The audit showed that the cause of the discrepancy was not a vote-counting machine, but a separate machine used to fold mail-in ballots. But those who reject that conclusion have pushed to either get rid of automated counting machines or conduct audits.
Scanlan said New Hampshire’s elections are strong because the system is decentralized, where “literally thousands” of elected and appointed local election officials run elections.
“For that reason, it’s a very human process, which also has to be understood as not being a perfect process,” he said.
The Windham case was a human error “made in good faith to try to make the system more efficient”, said commission co-chairman Bradford Cook. He also heads the state’s Ballot Law Commission, which deals with election disputes and controversies.
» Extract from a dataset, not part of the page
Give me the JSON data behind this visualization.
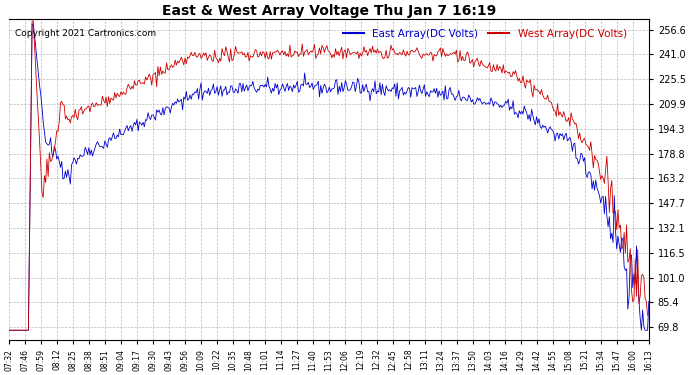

“Yet if people think there must be wrong somewhere, well, all we can do is present them with the facts,” he said.
The eight-member bipartisan commission, which includes activists, a member of various nonprofits and former lawmakers, wants to hold listening sessions across the state. Scanlan begins giving presentations on the commission this week.
The other co-chair, former U.S. Representative Dick Swett, a Democrat, recalled his 1996 U.S. Senate race against incumbent Republican Bob Smith. Media organizations incorrectly declared him the winner based on exit polls.
“I know how things can go a little awry,” he said. “We want to make sure that the good technology that we have in New Hampshire, the good people who participate in the polls and the good system that we have can be kept as is or improved” by the commission.